The broader goal of education should be to teach our students how to think their way through any problem, because the problems that will confront them in the future have yet to come into existence, although a wealth of feasible solution strategies can be taught today. Rather than teaching a student to solve the same problem five different times as we do in traditional textbooks, it is far more important to teach him to solve that problem five different ways.

While the 3Rs make a contribution to educational success, linking together (1) relevance, (2) visualization, and (3) creativity are the new educational essentials for future inventors now and future economic success. As educators and parents, it is our ultimate responsibility to assist our children and students in building the best brains possible by helping each of them develop a "cognitive tool chest” replete with imaginative as well as everyday solution strategies. Creativity is what intelligent people use when the problems are unconventional and the answers are both clearly unknown at the outset. The answers sometimes remain elusive and must be pursued for a significant amount of time before they reveal themselves to the learner.

Wednesday, January 2, 2013

Visualization and the Human Brain
(Part 2)

The Wright brothers were able to make heavier-than-air objects do precisely what they are not supposed to do. Leonardo da Vinci, Francis Crick, and Albert Einstein are time-honored men who designed and built new inventions, who made earth-shattering discoveries, and who offered fresh new ways of thinking. They found ways to solve problems that led to advancements benefiting all of mankind.
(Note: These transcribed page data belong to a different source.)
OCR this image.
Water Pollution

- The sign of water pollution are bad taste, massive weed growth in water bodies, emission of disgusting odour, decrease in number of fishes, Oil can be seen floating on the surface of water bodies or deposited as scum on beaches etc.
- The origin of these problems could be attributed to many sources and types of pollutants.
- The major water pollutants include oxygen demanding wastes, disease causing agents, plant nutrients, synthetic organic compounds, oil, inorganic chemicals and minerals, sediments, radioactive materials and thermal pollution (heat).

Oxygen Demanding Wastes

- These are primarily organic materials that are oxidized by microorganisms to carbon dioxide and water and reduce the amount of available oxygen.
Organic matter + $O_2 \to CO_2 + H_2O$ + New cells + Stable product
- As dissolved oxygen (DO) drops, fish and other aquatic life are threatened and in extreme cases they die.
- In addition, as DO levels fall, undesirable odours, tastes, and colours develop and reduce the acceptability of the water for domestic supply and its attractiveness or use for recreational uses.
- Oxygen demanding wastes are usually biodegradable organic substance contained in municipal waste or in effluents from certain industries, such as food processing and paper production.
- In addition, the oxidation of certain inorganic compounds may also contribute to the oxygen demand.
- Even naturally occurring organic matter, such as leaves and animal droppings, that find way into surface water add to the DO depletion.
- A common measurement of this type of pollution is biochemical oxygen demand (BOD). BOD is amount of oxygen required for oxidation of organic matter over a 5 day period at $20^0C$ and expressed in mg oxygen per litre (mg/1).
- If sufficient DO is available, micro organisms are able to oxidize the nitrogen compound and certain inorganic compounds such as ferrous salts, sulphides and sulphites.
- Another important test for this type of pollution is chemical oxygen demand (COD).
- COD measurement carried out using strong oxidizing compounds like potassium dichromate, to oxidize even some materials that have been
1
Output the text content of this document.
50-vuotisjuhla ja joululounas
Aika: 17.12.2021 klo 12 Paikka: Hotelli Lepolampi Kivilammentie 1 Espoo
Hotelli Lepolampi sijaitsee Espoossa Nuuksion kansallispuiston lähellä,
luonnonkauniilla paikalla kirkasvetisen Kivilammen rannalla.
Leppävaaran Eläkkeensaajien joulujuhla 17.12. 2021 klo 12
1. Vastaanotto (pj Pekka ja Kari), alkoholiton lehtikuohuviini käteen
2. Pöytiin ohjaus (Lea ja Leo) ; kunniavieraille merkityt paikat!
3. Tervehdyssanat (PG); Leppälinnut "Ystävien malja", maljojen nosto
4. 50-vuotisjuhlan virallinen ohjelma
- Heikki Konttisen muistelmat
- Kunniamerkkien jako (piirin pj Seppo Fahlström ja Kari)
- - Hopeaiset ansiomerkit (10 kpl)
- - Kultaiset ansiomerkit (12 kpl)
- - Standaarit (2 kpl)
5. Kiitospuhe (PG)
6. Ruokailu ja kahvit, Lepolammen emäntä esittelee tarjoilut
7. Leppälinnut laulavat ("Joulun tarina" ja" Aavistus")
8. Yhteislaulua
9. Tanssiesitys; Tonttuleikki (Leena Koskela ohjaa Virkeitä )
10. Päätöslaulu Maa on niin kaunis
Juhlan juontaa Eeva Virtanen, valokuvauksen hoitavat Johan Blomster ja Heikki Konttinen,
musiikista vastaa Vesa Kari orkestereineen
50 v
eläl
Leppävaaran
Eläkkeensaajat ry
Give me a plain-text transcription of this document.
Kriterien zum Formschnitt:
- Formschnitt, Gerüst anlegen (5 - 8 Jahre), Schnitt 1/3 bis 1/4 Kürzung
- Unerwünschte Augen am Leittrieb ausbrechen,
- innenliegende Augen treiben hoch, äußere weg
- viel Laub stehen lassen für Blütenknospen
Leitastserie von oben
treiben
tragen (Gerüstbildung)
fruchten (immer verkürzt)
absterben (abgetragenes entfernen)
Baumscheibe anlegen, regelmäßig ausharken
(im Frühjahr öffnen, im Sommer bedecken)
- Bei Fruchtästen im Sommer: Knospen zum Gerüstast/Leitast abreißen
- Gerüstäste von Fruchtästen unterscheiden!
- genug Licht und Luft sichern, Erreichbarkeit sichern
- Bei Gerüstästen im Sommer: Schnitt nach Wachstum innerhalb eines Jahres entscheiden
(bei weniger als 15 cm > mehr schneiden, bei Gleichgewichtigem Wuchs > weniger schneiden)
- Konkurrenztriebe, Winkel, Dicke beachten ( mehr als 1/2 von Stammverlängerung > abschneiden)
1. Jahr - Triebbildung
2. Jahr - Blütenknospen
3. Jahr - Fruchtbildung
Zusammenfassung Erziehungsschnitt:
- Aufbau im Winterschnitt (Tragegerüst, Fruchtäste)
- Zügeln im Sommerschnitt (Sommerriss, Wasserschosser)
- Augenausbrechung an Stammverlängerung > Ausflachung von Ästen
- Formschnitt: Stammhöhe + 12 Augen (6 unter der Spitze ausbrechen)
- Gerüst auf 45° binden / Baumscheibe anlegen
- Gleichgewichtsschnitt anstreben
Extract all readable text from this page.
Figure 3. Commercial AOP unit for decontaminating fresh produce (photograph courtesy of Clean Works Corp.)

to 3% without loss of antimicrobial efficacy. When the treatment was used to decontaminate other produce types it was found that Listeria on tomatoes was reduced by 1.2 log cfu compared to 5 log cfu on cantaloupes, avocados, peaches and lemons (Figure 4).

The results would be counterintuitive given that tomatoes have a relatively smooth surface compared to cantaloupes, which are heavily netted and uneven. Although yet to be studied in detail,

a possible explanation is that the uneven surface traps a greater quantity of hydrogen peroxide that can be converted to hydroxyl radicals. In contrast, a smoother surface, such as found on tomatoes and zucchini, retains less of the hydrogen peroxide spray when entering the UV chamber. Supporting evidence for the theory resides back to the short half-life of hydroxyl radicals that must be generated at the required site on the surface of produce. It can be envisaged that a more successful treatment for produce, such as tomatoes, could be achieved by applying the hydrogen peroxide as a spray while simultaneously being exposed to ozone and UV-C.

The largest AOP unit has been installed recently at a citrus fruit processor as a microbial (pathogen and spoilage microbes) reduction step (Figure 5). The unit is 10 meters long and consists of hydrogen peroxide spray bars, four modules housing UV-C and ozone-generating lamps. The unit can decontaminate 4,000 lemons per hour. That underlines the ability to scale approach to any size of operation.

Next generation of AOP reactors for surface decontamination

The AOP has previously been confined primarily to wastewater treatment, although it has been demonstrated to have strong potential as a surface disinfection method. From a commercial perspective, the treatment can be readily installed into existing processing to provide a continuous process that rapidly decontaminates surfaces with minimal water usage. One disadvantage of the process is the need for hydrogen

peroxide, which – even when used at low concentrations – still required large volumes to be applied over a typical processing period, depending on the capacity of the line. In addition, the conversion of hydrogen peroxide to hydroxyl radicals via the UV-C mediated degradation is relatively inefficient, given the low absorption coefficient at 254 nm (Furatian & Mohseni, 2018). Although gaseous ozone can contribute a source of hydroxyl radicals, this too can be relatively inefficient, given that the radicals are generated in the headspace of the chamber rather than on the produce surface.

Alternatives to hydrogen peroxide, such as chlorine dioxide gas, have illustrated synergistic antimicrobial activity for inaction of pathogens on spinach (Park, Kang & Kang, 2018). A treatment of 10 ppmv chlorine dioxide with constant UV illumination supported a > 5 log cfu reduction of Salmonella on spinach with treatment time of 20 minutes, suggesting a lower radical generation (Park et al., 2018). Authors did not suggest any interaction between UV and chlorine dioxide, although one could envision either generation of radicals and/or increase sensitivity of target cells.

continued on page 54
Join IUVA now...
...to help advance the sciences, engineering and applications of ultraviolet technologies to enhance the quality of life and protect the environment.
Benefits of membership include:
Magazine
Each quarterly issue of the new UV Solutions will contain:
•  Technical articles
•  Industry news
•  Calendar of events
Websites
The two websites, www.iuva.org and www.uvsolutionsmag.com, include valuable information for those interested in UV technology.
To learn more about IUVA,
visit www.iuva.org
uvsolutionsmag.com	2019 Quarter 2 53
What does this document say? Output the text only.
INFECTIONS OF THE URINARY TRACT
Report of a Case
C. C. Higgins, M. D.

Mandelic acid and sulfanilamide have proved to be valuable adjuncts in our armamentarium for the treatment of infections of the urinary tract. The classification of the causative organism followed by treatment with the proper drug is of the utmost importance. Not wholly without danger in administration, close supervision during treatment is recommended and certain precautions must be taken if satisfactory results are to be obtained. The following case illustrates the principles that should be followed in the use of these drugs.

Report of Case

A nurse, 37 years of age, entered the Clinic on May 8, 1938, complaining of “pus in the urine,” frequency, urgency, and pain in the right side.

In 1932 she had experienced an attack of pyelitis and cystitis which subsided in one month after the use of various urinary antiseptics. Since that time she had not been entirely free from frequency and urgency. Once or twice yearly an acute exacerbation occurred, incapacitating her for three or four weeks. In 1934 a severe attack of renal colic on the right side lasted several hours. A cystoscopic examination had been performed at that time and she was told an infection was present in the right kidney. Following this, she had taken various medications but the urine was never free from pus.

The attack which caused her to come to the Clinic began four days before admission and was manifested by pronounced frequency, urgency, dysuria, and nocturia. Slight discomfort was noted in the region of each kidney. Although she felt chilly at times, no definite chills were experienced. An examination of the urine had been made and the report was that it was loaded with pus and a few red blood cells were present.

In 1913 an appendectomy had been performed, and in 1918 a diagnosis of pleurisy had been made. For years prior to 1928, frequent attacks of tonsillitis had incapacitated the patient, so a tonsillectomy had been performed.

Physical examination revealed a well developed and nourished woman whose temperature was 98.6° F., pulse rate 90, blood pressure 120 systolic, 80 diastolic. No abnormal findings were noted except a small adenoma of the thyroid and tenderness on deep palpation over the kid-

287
In his book, Sparks of Genius,” McArthur Foundation “Genius Grant” recipient Robert Root-Bernstein, detailed an astounding discovery-- many of history’s most prominent scientists and inventors were also accomplished in the arts, where abstract and creative thinking complemented innovative traits. Creative thinking is immobilized by standardized thinking although creativity is three times stronger as a predictor of lifetime accomplishment than IQ. It is most revealing that no statue has ever been erected out of admiration of a single "standardized" thinker.

Instead of placing a spotlight on innovative and creative thinking, "standardized" thinking (making for easy assessments) has been our primary educational focus over the past two decades. Consequently, most American 8th grade students know how to multiply 9x5, but the vast majority does not know when to do so, exposing the hazardous nature of high-stakes tests masquerading under the cloak of "accountability." An important distinction must be made between possessing specific skills or knowledge, and knowing when, where, and how to apply them under routine and non-routine circumstances. Otherwise, the knowledge is of no practical long-term value.

Dynamic changes are occurring daily in an interconnected, information-rich, highly visual and complex world at unprecedented rates requiring inventive (not standardized) ideas to address our current and future challenges. The old "tried and true" approaches we embraced from the 1960s, 70s and 80s are no longer adequate in 2012, although we have held tightly onto them for decades. However, the world has changed. The world is "flat." Unfortunately for many of us, progress only goes in one direction –forwards, not backwards. In their best moments, contemporary educational practices cannot stretch far enough to cover future classroom realities.

 Teaching students (1) to understand, analyze, and visualize problem-based scenarios, (2) to explain those situations effectively in words and through models, (3) to solve problems by blending together multisensory and multidisciplinary strategies, (4) to evaluate the quality of multiple convergent solutions, and (5) to identify the criteria for selecting the best solution to a problem, as well as knowing how and when to deploy a viable "plan B," or "plan C," if “plan A” does not appear to be working.